Scédase ou l’hospitalité violée d’Alexandre Hardy

Avant Corneille, avant Racine, il y eut Hardy. Si on ne lit plus beaucoup ce dramaturge auteur de plus de 600 pièces (dont une trentaine seulement a été conservée), si on le joue encore moins, c’est surtout parce que sa langue, nourrie de tournures à l’antique et d’effets de syntaxe qui déroutent le lecteur contemporain, est bien plus difficile que celle de ses successeurs de l’âge d’or du théâtre classique.

Scédase, courte pièce en cinq actes inspirée d’un chapitre de Plutarque évoquant le viol de deux jeunes femmes par des nobles Spartiates qu’elles ont accueillis conformément aux principes de l’hospitalité, commence d’ailleurs bien difficilement. Le premier acte tout entier se compose d’un exposé moral plutôt abstrait censé introduire les grandes problématiques de la pièce. Etrange manoeuvre dilatoire, qui paraissait sans doute plus banale pour le public de 1604, habitué à un théâtre plus statique et plus didactique.

scédase - couv pleiade théâtre du Xviie siècleUne fois passé ce premier acte éprouvant, Scédase ne manque pourtant pas d’intérêt, ne serait-ce que pour la façon frontale dont Hardy représente le crime sordide des deux Spartiates, bien éloignée de toute considération pour la bienséance si chère aux auteurs classiques. Pour un peu, on se croirait plutôt du côté du théâtre élisabéthain, plus enclin à de telles démonstrations sur scène.

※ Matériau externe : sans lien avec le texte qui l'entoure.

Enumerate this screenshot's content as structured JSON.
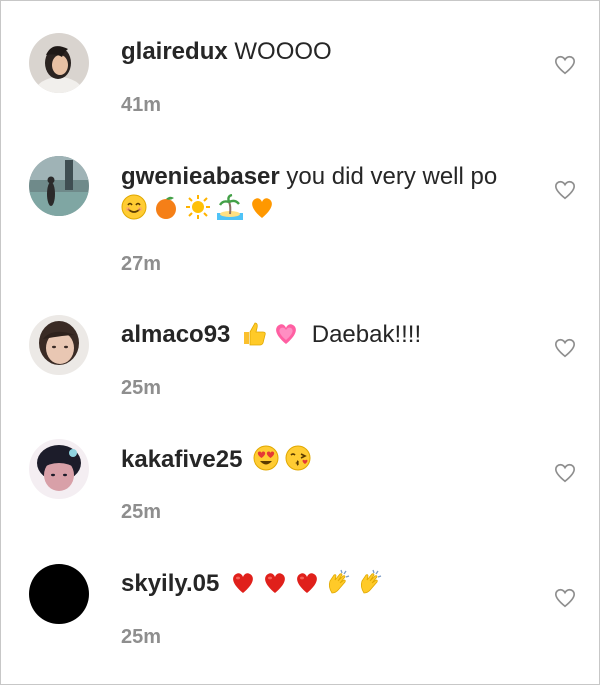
{
  "comments": [
    {
      "username": "glairedux",
      "message": "WOOOO",
      "time": "41m",
      "emojis": []
    },
    {
      "username": "gwenieabaser",
      "message": "you did very well po",
      "time": "27m",
      "emojis": [
        "smiling-face-emoji",
        "tangerine-emoji",
        "sun-emoji",
        "desert-island-emoji",
        "orange-heart-emoji"
      ]
    },
    {
      "username": "almaco93",
      "message": "Daebak!!!!",
      "time": "25m",
      "emojis": [
        "thumbs-up-emoji",
        "growing-heart-emoji"
      ]
    },
    {
      "username": "kakafive25",
      "message": "",
      "time": "25m",
      "emojis": [
        "heart-eyes-emoji",
        "kissing-face-emoji"
      ]
    },
    {
      "username": "skyily.05",
      "message": "",
      "time": "25m",
      "emojis": [
        "red-heart-emoji",
        "red-heart-emoji",
        "red-heart-emoji",
        "clapping-hands-emoji",
        "clapping-hands-emoji"
      ]
    }
  ],
  "colors": {
    "username": "#262626",
    "timestamp": "#8e8e8e",
    "like_icon": "#8e8e8e"
  }
}
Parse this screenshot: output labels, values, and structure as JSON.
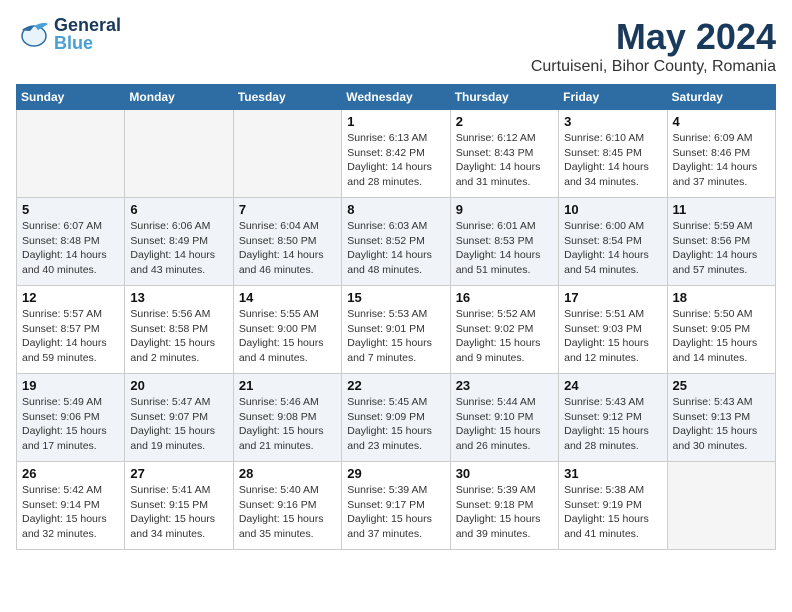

Etonnant aussi, le traitement réservé au viol. Quand on sait comment le théâtre du XVIIe traite les femmes, il faut reconnaître que le drame de Hardy  condamne fermement les deux hommes (même si le titre de la pièce laisse d’une certaine manière entendre que leur plus grand crime est de trahir le lien d’hospitalité). Ceux-ci ajoutent la lâcheté à l’infamie puisqu’ils décident de fuir, ce qui leur permet d’échapper à une condamnation à l’acte V faute d’être pris sur le fait. A cela se joint une coloration politique puisque, contrairement à Scédase, le père des deux jeunes femmes, les violeurs sont riches et ont bonne réputation. La Fontaine n’a pas encore écrit « Selon que vous serez puissant ou misérable, Les jugements de cour vous rendront blanc ou noir », mais c’est déjà ce que déplore, de manière plutôt inattendue, Alexandre Hardy.